Turkish courts will be busy in the next few months: in March, Ahmet Onal, owner of the Peri Publishing House, accused a total of 26 times for the books he published, will be back in court; the first hearing of the case of Abdullah Yildiz - the editor of Literatür publishers facing several years in jail for his publication of The Witches of Smyrna by Mara Meimaridi of Greece - is scheduled at the beginning of April. The case of Ismet Berkan, editor in chief of the “Radikal” newspaper, the “Radikal” columnists Erol Katircioglu, Murat Belge, Haluk Sahin, and “Milliyet” columnist Hasan Cemal - accused of criticising the cancellation of a conference on the Armenian genocide - has recently been postponed to April. Eight days after their case, Ragip Zarakolu, co-founder and owner of Belge Publishing, will be appearing in court for the publication of Dora Sakayan’s An Armenian Doctor in Turkey: Garabed Hatcherian, My Smyrna Ordeal of 1922 and George Jerjian’s The Truth Will Set Us Free: Armenians and Turks Reconciled, while publisher Songül Özkan will stand trial in May for publishing Kurdish Rebellions by Ahmet Kahraman.

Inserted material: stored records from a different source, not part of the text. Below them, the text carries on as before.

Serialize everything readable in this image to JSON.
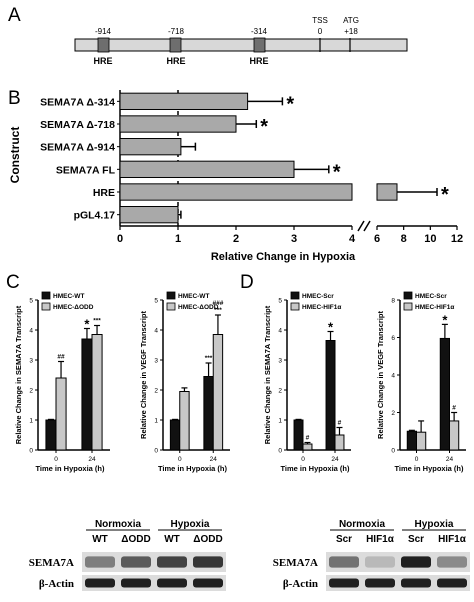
{
  "panel_a": {
    "letter": "A",
    "elements": [
      {
        "pos_label": "-914",
        "hre_label": "HRE"
      },
      {
        "pos_label": "-718",
        "hre_label": "HRE"
      },
      {
        "pos_label": "-314",
        "hre_label": "HRE"
      }
    ],
    "tss": {
      "label": "TSS",
      "value": "0"
    },
    "atg": {
      "label": "ATG",
      "value": "+18"
    }
  },
  "panel_b": {
    "letter": "B",
    "ylabel": "Construct",
    "xlabel": "Relative Change in Hypoxia",
    "ticks_left": [
      "0",
      "1",
      "2",
      "3",
      "4"
    ],
    "ticks_right": [
      "6",
      "8",
      "10",
      "12"
    ],
    "star": "*"
  },
  "panel_c": {
    "letter": "C",
    "left": {
      "ylabel": "Relative Change in SEMA7A Transcript",
      "xlabel": "Time in Hypoxia (h)",
      "legend": [
        "HMEC-WT",
        "HMEC-ΔODD"
      ],
      "yticks": [
        "0",
        "1",
        "2",
        "3",
        "4",
        "5"
      ]
    },
    "right": {
      "ylabel": "Relative Change in VEGF Transcript",
      "xlabel": "Time in Hypoxia (h)",
      "legend": [
        "HMEC-WT",
        "HMEC-ΔODD"
      ],
      "yticks": [
        "0",
        "1",
        "2",
        "3",
        "4",
        "5"
      ]
    },
    "blot": {
      "group_labels": [
        "Normoxia",
        "Hypoxia"
      ],
      "lane_labels": [
        "WT",
        "ΔODD",
        "WT",
        "ΔODD"
      ],
      "rows": [
        "SEMA7A",
        "β-Actin"
      ]
    }
  },
  "panel_d": {
    "letter": "D",
    "left": {
      "ylabel": "Relative Change in SEMA7A Transcript",
      "xlabel": "Time in Hypoxia (h)",
      "legend": [
        "HMEC-Scr",
        "HMEC-HIF1α"
      ],
      "yticks": [
        "0",
        "1",
        "2",
        "3",
        "4",
        "5"
      ]
    },
    "right": {
      "ylabel": "Relative Change in VEGF Transcript",
      "xlabel": "Time in Hypoxia (h)",
      "legend": [
        "HMEC-Scr",
        "HMEC-HIF1α"
      ],
      "yticks": [
        "0",
        "2",
        "4",
        "6",
        "8"
      ]
    },
    "blot": {
      "group_labels": [
        "Normoxia",
        "Hypoxia"
      ],
      "lane_labels": [
        "Scr",
        "HIF1α",
        "Scr",
        "HIF1α"
      ],
      "rows": [
        "SEMA7A",
        "β-Actin"
      ]
    }
  },
  "colors": {
    "bar_gray": "#a9a9a9",
    "bar_black": "#111111",
    "bar_light": "#c8c8c8",
    "region": "#d8d8d8"
  },
  "chart_data": [
    {
      "type": "bar",
      "orientation": "horizontal",
      "panel": "B",
      "xlabel": "Relative Change in Hypoxia",
      "ylabel": "Construct",
      "categories": [
        "SEMA7A Δ-314",
        "SEMA7A Δ-718",
        "SEMA7A Δ-914",
        "SEMA7A FL",
        "HRE",
        "pGL4.17"
      ],
      "values": [
        2.2,
        2.0,
        1.05,
        3.0,
        7.5,
        1.0
      ],
      "errors": [
        0.6,
        0.35,
        0.25,
        0.6,
        3.0,
        0.05
      ],
      "significance": [
        "*",
        "*",
        "",
        "*",
        "*",
        ""
      ],
      "xlim": [
        0,
        12
      ],
      "axis_break": [
        4,
        6
      ],
      "reference_line": 1
    },
    {
      "type": "bar",
      "panel": "C-left",
      "categories": [
        "0",
        "24"
      ],
      "series": [
        {
          "name": "HMEC-WT",
          "values": [
            1.0,
            3.7
          ],
          "errors": [
            0.02,
            0.35
          ],
          "marks": [
            "",
            "*"
          ]
        },
        {
          "name": "HMEC-ΔODD",
          "values": [
            2.4,
            3.85
          ],
          "errors": [
            0.55,
            0.3
          ],
          "marks": [
            "##",
            "***"
          ]
        }
      ],
      "ylim": [
        0,
        5
      ]
    },
    {
      "type": "bar",
      "panel": "C-right",
      "categories": [
        "0",
        "24"
      ],
      "series": [
        {
          "name": "HMEC-WT",
          "values": [
            1.0,
            2.45
          ],
          "errors": [
            0.02,
            0.45
          ],
          "marks": [
            "",
            "***"
          ]
        },
        {
          "name": "HMEC-ΔODD",
          "values": [
            1.95,
            3.85
          ],
          "errors": [
            0.12,
            0.65
          ],
          "marks": [
            "",
            "###\n***"
          ]
        }
      ],
      "ylim": [
        0,
        5
      ]
    },
    {
      "type": "bar",
      "panel": "D-left",
      "categories": [
        "0",
        "24"
      ],
      "series": [
        {
          "name": "HMEC-Scr",
          "values": [
            1.0,
            3.65
          ],
          "errors": [
            0.02,
            0.3
          ],
          "marks": [
            "",
            "*"
          ]
        },
        {
          "name": "HMEC-HIF1α",
          "values": [
            0.2,
            0.5
          ],
          "errors": [
            0.05,
            0.25
          ],
          "marks": [
            "#",
            "#"
          ]
        }
      ],
      "ylim": [
        0,
        5
      ]
    },
    {
      "type": "bar",
      "panel": "D-right",
      "categories": [
        "0",
        "24"
      ],
      "series": [
        {
          "name": "HMEC-Scr",
          "values": [
            1.0,
            5.95
          ],
          "errors": [
            0.05,
            0.75
          ],
          "marks": [
            "",
            "*"
          ]
        },
        {
          "name": "HMEC-HIF1α",
          "values": [
            0.95,
            1.55
          ],
          "errors": [
            0.6,
            0.45
          ],
          "marks": [
            "",
            "#"
          ]
        }
      ],
      "ylim": [
        0,
        8
      ]
    }
  ]
}
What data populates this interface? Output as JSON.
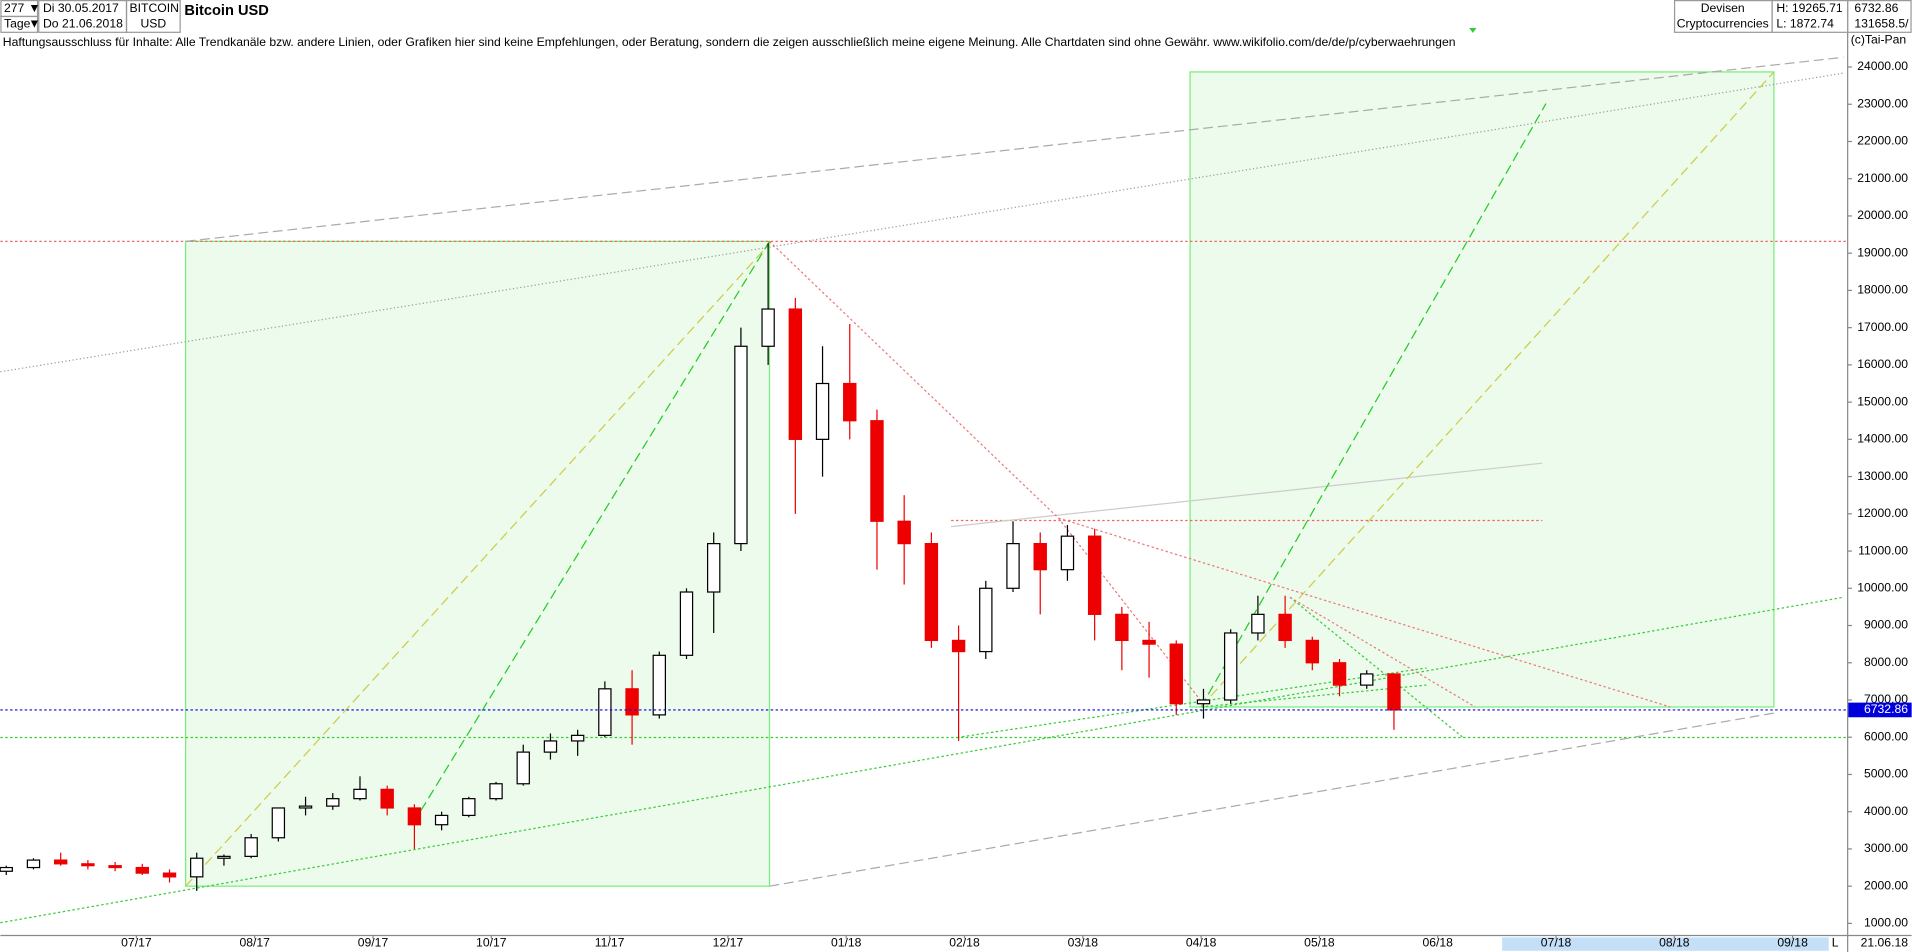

The International Publishers’ Association (IPA) asked in a recent press release to withdraw immediately the charges against these Turkish publishers, or acquit them. The International PEN stated it will continue to protest against the trials and the harassment of writers, journalists and publishers, while it will also call for the quashing of laws that breach the right to freedom of expression in Turkey. In the meantime, the number of signatures collected for the campaign "301 Times No! No Limits on Freedom of Thought" (www.301hayir.net) - that asks to repeal article 301 of the Turkish Penal Code - has reached over 4,000. Among the signatories of this initiative, there are many academics, writers, journalists and human rights activists.

A while back, writer and sociologist Dr Ismail Besikci - charged in the past with speaking about the Kurds in his writings and readings - stated in Selected Writings: Kurdistan & Turkish Colonialism, “The real question is not that of freedom for a writer. The real question is that of the national rights of the Kurds”. Asked if he agrees with this statement, Tirman explains, “Besikci is probably saying that we in the West should not concentrate so much on individual liberties - like the Pamuk case - if it means ignoring massive human-rights violations, like those I wrote about in Spoils of War, such as the forced displacement of one million Kurds, a truly colossal crime.”

The never-ending trials against intellectuals in Turkey must therefore turn into a reason to fight in the name of freedom of expression and thought, without forgetting major human rights abuses.

John Tirman’s new book explores America’s impact in the world and will be published next fall by Harper Collins.